По всему выходило, что малолетний шизофреник – безродный сирота. Село Натара закрыто еще в прошлом веке как бесперспективное, а несколько семей промысловиков и золотодобывателей, хоть и жили в нем, но среди живых по документам не числились. Было решено за два-три года привить сироте кое-какие навыки для жизни в обществе, подлечить его, да и отправить в детский дом.
Бориске это понравилось. И ради казенной койки, уроков в школе, а потом и обучения чистой профессии по изготовлению обуви для заключенных он готов был терпеть все: лекарства, после которых было тяжко даже голову поднять, выходки соседей по корпусу, их бесконечное нытье: «Жрать хочу! Повара, медсестры, санитары – воры! Дерьмом кормят, а сами домой полные сумки волокут!»

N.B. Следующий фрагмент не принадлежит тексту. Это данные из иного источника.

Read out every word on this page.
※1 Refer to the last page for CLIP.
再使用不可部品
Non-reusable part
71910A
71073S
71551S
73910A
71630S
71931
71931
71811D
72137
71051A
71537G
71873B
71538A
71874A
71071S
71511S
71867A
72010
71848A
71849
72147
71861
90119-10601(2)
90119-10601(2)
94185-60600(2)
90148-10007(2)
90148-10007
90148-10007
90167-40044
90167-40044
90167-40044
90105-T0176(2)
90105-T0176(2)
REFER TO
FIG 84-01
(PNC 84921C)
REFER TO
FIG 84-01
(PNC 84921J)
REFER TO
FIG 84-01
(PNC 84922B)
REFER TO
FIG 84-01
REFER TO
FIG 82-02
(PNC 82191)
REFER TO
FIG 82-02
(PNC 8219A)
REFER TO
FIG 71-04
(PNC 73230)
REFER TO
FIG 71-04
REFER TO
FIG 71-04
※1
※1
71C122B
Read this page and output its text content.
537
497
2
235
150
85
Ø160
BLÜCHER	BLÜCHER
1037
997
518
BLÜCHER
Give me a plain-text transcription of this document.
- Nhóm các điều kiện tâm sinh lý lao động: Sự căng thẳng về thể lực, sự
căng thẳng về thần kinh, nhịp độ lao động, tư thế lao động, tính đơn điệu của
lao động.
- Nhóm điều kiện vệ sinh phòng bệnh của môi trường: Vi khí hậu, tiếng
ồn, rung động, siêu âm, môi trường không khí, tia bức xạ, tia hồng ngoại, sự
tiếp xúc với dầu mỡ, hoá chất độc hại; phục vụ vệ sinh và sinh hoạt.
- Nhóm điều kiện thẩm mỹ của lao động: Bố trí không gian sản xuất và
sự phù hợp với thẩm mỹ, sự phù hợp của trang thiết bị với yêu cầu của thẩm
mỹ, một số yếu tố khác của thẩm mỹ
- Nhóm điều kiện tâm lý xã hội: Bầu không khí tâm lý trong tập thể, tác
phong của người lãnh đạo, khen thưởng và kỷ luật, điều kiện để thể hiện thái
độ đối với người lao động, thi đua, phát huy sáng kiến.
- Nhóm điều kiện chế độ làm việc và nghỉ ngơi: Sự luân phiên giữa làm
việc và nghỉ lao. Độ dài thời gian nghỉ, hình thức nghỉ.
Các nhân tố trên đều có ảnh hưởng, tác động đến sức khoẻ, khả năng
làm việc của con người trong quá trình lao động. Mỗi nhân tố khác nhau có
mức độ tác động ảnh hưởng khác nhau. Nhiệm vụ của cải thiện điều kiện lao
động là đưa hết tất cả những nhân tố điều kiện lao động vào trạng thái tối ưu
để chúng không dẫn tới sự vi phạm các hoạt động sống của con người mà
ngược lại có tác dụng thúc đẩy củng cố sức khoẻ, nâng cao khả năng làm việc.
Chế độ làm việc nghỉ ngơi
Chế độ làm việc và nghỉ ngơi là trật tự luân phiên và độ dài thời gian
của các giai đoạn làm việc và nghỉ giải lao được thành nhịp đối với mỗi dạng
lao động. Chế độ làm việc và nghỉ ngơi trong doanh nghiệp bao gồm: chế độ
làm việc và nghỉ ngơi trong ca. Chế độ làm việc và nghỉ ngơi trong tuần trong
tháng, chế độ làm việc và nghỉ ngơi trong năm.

Про сумки – правда. А про дерьмо – нет. Кормили трижды в день, и каждый раз давали по кусочку хлеба. Рыбный суп пах не хуже вареных оленьих кишок, которые изредка натарские охотники дарили его матери, беспутной Дашке.
Больные плевали в суп и опрокидывали тарелки в чан с отходами. А Бориска съедал все до капли. За это его невзлюбили.
Но не беда – Бориска и в Натаре не знал чьей-то любви, его, бывало, жалели, особенно мать Дашка, но чаще им тяготились. И он привык.